I’ve explored the discipline of “change management” by understanding how the brain works, how habits are formed, and what strategies increase our likelihood of instituting healthy behaviors. I’ve realized that no matter how badly I want to get rid of bad habits or practice good ones, I diminish my ability to succeed unless I’m attentive to the ways in which I go on “autopilot” and develop concrete plans to disrupt those cycles.
I’ve read quite a bit about positive psychology along with research on what makes people healthy and happy over the long haul. The findings aren’t so much earth-shattering as helpful “litmus tests” against which to gauge how I’m currently living my life.
I’ve devoted a fair amount of attention to the enneagram, a personality typing system through which I’ve gained insights about myself and greater compassion and understanding for others. It’s a subject matter that I find interesting and useful.
I’ve read lots of books that espouse the benefits of healthy eating, regular exercise, restorative sleep, detoxification, deep relaxation (e.g., yoga, meditation), and de-stressing. Again – not earth-shattering news but well-worth the reinforcement.
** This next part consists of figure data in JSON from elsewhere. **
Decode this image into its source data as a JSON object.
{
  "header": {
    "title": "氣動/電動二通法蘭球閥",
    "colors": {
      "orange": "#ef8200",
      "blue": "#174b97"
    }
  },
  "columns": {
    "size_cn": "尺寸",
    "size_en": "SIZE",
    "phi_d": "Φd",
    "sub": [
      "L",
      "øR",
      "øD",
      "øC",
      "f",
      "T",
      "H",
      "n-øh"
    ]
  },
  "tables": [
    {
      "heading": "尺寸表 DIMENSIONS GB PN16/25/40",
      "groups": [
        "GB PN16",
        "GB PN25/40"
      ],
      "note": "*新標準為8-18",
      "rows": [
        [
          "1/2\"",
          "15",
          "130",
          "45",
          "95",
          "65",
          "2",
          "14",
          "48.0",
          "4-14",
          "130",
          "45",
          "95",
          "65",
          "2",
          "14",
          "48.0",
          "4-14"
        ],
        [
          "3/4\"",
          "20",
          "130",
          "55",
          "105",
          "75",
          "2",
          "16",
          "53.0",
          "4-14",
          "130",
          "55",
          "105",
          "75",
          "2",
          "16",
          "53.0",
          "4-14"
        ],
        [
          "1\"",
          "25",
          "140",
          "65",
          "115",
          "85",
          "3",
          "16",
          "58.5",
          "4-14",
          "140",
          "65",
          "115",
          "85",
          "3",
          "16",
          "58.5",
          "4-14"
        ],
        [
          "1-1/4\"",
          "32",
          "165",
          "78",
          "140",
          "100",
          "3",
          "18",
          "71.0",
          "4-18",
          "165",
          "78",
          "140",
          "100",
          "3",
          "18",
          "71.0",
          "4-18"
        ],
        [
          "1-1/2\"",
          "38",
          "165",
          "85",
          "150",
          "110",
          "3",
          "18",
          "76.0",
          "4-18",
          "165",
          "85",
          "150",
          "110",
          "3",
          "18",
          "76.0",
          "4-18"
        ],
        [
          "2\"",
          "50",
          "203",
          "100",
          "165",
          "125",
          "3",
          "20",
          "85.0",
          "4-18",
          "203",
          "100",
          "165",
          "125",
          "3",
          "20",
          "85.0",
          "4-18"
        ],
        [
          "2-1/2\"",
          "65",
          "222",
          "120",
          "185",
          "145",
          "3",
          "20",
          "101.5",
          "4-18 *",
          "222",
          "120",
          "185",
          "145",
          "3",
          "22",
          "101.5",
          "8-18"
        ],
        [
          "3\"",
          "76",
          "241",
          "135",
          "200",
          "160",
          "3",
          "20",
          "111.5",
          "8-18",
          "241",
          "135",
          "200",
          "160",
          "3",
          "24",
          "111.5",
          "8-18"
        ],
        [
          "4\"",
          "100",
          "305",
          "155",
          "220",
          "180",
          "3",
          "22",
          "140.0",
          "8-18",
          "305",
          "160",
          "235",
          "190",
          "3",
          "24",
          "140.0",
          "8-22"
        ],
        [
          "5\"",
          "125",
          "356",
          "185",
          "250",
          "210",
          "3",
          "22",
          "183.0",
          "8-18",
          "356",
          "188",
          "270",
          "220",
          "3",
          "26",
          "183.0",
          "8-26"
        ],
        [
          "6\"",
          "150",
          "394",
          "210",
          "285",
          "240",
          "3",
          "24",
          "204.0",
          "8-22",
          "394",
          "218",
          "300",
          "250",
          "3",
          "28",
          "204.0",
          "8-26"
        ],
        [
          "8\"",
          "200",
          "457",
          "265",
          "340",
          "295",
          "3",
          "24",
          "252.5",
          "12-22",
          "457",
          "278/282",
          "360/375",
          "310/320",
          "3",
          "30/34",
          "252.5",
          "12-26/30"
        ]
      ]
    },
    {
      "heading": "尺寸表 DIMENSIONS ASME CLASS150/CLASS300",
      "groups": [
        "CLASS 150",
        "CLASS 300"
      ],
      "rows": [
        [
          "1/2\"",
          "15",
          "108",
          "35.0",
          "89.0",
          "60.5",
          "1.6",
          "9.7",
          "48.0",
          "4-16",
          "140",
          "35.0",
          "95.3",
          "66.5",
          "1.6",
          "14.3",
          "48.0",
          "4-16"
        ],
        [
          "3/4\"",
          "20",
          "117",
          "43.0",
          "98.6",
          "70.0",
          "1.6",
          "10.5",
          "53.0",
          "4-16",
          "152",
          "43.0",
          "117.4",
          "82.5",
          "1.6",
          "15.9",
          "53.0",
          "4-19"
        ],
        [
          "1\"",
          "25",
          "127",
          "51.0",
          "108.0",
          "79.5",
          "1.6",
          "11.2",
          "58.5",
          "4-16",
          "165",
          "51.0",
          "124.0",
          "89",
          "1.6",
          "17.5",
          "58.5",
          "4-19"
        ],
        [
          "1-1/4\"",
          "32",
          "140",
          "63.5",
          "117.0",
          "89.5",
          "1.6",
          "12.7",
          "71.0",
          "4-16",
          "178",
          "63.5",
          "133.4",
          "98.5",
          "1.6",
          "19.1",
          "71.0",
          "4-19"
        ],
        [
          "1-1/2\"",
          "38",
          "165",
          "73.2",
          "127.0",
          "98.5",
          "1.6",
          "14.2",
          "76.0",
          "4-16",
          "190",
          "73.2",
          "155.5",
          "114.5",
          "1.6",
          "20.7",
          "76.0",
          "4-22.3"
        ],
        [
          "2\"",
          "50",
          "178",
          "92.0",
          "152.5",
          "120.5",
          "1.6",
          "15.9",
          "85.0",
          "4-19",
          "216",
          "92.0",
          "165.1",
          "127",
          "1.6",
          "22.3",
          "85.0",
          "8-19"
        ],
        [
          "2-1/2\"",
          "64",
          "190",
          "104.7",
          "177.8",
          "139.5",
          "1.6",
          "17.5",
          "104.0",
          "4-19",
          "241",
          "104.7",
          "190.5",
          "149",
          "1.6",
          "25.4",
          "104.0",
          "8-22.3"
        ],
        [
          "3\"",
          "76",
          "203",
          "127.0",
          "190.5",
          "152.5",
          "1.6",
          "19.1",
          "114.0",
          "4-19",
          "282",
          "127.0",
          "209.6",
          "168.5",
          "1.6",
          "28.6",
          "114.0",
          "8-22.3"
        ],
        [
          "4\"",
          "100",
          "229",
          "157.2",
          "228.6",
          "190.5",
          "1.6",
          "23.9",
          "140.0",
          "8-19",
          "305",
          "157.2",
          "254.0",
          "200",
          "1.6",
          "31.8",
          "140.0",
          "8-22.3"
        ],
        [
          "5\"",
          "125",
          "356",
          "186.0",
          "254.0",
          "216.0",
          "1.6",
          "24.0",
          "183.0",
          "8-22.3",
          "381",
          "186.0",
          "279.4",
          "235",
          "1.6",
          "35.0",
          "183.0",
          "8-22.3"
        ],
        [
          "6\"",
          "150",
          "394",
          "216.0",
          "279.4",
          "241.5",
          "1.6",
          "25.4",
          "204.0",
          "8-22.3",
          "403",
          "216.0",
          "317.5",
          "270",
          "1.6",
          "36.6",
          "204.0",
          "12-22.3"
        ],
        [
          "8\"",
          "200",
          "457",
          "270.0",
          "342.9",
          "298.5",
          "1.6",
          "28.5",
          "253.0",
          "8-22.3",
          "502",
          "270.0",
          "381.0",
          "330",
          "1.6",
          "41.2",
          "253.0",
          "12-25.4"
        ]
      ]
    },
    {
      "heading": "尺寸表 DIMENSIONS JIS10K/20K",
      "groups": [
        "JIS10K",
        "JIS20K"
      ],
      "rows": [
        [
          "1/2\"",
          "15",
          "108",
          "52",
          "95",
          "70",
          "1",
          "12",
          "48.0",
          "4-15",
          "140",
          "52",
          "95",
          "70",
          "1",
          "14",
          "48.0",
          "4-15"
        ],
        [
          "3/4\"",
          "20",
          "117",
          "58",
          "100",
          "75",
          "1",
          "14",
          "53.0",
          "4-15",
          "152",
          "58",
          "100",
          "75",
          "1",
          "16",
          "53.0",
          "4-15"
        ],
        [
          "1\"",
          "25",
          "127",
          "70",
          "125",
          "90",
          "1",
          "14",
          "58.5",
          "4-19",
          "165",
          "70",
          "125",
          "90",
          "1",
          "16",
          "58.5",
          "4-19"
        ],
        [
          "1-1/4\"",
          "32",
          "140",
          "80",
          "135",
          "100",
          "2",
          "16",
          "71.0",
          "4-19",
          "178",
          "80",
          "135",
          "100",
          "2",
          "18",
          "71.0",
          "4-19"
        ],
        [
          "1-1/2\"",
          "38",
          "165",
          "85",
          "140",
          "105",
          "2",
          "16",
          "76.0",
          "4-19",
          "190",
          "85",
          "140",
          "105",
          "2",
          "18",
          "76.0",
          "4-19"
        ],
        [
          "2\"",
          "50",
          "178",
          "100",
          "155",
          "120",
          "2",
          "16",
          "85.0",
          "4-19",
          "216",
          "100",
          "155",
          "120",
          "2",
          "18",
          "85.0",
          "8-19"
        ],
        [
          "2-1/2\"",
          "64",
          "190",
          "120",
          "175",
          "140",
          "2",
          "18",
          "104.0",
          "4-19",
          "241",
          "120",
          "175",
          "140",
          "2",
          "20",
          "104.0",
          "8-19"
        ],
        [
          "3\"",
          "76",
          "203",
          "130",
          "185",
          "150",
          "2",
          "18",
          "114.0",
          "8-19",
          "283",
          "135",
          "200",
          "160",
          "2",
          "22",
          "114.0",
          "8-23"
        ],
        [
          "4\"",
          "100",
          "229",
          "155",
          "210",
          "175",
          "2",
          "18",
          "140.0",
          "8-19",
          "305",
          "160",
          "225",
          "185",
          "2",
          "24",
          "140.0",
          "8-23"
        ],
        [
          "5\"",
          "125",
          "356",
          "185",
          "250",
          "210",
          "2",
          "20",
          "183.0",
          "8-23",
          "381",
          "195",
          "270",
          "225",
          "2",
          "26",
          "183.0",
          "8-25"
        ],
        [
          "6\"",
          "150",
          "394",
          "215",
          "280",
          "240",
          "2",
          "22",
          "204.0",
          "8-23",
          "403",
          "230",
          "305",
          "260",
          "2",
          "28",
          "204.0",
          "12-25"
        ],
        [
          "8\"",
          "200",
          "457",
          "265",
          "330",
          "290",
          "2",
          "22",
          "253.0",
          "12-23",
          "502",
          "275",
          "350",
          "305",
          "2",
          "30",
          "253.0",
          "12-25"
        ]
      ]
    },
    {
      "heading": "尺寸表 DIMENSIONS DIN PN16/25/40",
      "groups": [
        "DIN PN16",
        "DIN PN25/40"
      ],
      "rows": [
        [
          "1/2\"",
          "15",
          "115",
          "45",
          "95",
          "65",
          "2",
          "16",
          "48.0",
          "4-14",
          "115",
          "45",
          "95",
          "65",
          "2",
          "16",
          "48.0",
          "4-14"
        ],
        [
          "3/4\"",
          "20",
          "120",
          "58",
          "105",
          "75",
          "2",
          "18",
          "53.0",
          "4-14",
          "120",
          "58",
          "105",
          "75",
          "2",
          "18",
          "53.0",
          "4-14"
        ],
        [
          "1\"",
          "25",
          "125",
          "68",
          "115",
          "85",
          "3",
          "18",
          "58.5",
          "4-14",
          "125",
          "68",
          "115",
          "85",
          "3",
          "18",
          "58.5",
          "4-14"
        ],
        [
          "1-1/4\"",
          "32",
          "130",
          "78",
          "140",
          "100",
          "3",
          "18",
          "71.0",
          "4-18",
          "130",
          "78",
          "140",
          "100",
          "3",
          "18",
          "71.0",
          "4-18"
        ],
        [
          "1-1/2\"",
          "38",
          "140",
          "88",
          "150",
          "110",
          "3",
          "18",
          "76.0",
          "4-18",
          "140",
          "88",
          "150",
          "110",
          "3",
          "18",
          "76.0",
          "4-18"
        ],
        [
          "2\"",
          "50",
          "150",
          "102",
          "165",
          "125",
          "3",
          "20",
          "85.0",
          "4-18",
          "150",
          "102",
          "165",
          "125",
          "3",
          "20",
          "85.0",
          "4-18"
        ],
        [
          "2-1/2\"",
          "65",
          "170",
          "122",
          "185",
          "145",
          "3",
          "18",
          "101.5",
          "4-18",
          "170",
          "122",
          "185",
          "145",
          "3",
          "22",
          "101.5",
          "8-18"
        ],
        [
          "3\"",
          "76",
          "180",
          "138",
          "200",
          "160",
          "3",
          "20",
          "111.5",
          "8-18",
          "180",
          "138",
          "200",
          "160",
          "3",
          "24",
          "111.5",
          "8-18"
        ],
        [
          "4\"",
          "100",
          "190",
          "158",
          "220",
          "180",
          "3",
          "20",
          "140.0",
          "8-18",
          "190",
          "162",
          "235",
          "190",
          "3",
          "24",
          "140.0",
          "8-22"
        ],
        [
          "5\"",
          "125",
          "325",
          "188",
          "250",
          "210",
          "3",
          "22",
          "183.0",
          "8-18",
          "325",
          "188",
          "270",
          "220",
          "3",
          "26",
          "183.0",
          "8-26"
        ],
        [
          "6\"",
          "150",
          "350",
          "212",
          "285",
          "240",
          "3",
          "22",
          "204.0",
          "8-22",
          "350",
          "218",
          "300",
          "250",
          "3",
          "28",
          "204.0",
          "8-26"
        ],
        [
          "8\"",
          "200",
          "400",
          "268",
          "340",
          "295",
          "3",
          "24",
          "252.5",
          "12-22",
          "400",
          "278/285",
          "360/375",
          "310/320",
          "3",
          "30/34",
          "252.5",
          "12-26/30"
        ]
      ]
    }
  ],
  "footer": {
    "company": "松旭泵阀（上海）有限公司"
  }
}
I recognize the value of stimulating the intellect, pursuing meaningful work, and surrounding myself with loved ones and a caring community. It’s not just pleasurable; it’s good for the body!
While most blogging pundits serve up loads of strategies for promoting one’s sites and increasing readership, I’ve never once been concerned with pursuing those disciplines. I’ve never checked to see whether or not anyone reads what I write (although I hope they do!) Rather, I consider this practice a kind of “spiritual discipline” through which I pursue self-improvement. Absent the internal deadline of a weekly post, I probably wouldn’t be as proactive in learning new things and applying what I’ve learned.
What subject matter grabs your attention at a level that might spur a weekly blog post?